You can login into the cluster with:

  $ sesdev ssh ses5-mini

Or, access openATTIC with:

  $ sesdev tunnel ses5-mini openattic

Fixes #

Description:


Checklist:

smithfarm commented 3 years ago

Changing the sntp timeout from 1 second to 5 seconds doesn't seem like it should do any harm.

FWIW I do not reproduce this behavior here: sesdev create ses5 --single-node completes successfully for me.

tserong commented 3 years ago

WTF? I just tried sesdev create ses5 --single-node and had the same problem (['master.ses5-mini.test 127.0.1.1 no UCST response after 1 seconds']), but if I login to the VM later and run sntp -t 1 127.0.0.1 it returns immediately just fine. Uh... Maybe the NTPD startup/sync is somehow laggy...? But that doesn't explain why @smithfarm didn't hit this.

Let me just do another couple of tests...

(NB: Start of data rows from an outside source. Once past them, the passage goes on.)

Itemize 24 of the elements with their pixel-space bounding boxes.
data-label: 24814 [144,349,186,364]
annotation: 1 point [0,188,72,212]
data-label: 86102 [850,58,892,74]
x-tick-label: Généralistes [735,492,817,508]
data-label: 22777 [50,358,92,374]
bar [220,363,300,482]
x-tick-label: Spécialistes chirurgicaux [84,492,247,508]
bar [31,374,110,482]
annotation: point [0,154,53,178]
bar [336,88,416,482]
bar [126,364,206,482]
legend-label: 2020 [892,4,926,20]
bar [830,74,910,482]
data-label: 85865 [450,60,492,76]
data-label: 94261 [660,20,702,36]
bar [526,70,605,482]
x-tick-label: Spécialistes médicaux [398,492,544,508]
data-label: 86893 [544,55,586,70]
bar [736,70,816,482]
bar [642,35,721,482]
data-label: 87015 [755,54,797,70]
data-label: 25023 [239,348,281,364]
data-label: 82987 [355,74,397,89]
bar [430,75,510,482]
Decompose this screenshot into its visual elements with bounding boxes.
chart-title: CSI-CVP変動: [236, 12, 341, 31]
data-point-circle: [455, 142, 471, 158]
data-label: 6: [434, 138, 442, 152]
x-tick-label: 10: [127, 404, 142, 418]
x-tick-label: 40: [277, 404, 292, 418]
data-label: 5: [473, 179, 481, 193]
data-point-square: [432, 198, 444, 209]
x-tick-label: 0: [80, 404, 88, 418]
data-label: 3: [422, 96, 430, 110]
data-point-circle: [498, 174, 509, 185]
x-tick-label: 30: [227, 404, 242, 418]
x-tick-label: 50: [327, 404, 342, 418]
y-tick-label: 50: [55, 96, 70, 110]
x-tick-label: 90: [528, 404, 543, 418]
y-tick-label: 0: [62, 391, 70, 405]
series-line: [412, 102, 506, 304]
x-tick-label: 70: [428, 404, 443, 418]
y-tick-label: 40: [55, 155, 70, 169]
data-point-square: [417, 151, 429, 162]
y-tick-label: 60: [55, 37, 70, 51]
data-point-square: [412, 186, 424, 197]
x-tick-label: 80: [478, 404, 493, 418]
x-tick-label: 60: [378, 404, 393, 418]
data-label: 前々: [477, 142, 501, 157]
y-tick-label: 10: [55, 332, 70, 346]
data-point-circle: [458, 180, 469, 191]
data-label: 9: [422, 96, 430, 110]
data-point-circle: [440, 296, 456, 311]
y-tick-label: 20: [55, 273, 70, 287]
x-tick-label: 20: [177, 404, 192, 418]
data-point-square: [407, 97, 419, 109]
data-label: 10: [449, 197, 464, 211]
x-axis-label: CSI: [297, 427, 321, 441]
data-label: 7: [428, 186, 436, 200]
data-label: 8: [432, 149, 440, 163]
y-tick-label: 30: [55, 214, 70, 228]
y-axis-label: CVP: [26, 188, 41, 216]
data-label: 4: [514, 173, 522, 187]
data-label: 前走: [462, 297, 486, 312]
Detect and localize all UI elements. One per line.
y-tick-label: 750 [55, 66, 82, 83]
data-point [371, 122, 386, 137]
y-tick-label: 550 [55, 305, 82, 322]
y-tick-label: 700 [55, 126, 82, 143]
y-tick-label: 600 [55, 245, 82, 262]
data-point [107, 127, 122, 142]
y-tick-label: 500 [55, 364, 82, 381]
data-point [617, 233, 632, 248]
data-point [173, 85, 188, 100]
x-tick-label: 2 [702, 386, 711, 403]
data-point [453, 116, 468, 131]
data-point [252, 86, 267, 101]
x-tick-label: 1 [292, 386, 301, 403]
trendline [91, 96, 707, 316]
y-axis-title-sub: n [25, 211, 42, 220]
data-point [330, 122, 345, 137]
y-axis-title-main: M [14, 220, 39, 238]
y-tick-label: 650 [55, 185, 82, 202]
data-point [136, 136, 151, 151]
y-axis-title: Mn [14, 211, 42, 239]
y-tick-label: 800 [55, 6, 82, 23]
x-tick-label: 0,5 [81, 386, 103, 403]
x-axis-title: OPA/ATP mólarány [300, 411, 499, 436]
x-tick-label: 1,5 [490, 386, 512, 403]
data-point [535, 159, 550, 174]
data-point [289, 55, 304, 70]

tserong commented 3 years ago

OK, so this thing is just freakish.

In my testing, if I run /usr/sbin/sntp -t 1 127.0.0.1 from a shell, it always returns immediately, e.g.:

# time /usr/sbin/sntp -t 1 127.0.0.1
sntp 4.2.8p15@1.3728-o Thu Jun 25 14:17:23 UTC 2020 (1)
2021-06-18 12:29:18.893530 (+0000) +0.000032 +/- 0.142808 127.0.0.1 s3 no-leap

real    0m0.008s
user    0m0.007s
sys 0m0.000s

If run from salt (as part of the validate runner in stage 3), it usually fails:

# for i in $(seq 1 10) ; do DEV_ENV=true salt-run validate.pillar cluster=ceph 2>&1 |grep -q '^True' && echo "OK" || echo "failed" ; done
failed
failed
failed
failed
OK
failed
failed
failed
failed
failed

journalctl -u run at the same time shows an obvious lag of a couple of seconds in sntp:

Jun 18 12:32:39 master sntp[5298]: sntp 4.2.8p15@1.3728-o Thu Jun 25 14:17:23 UTC 2020 (1)
Jun 18 12:32:39 master sntp[5298]: Can't open KOD db file /var/lib/ntp/kod for writing: Permission denied
Jun 18 12:32:41 master sntp[5298]: master.ses5-mini.test 127.0.1.1 no UCST response after 1 seconds

Now, wait a minute... See how that says "master.ses5-mini.test 127.0.1.1 no UCST response after 1 seconds"? I was testing the wrong thing by hitting 127.0.0.1, I should have tried it by hostname:

# time /usr/sbin/sntp -t 1 master.ses5-mini.test
sntp 4.2.8p15@1.3728-o Thu Jun 25 14:17:23 UTC 2020 (1)
master.ses5-mini.test 127.0.1.1 no UCST response after 1 seconds

real    0m1.787s
user    0m0.006s
sys 0m0.000s

Sure enough, that takes way longer. I'd be willing to bet this is actually a DNS problem (name resolution lag?).

I'm still surprised we never hit this before, and also haven't hit it on SES6, but I'm still happy to take the fix, and will apply the same to SES6 for completeness.

smithfarm commented 3 years ago

Yes, that sounds very much like name-resolution lag.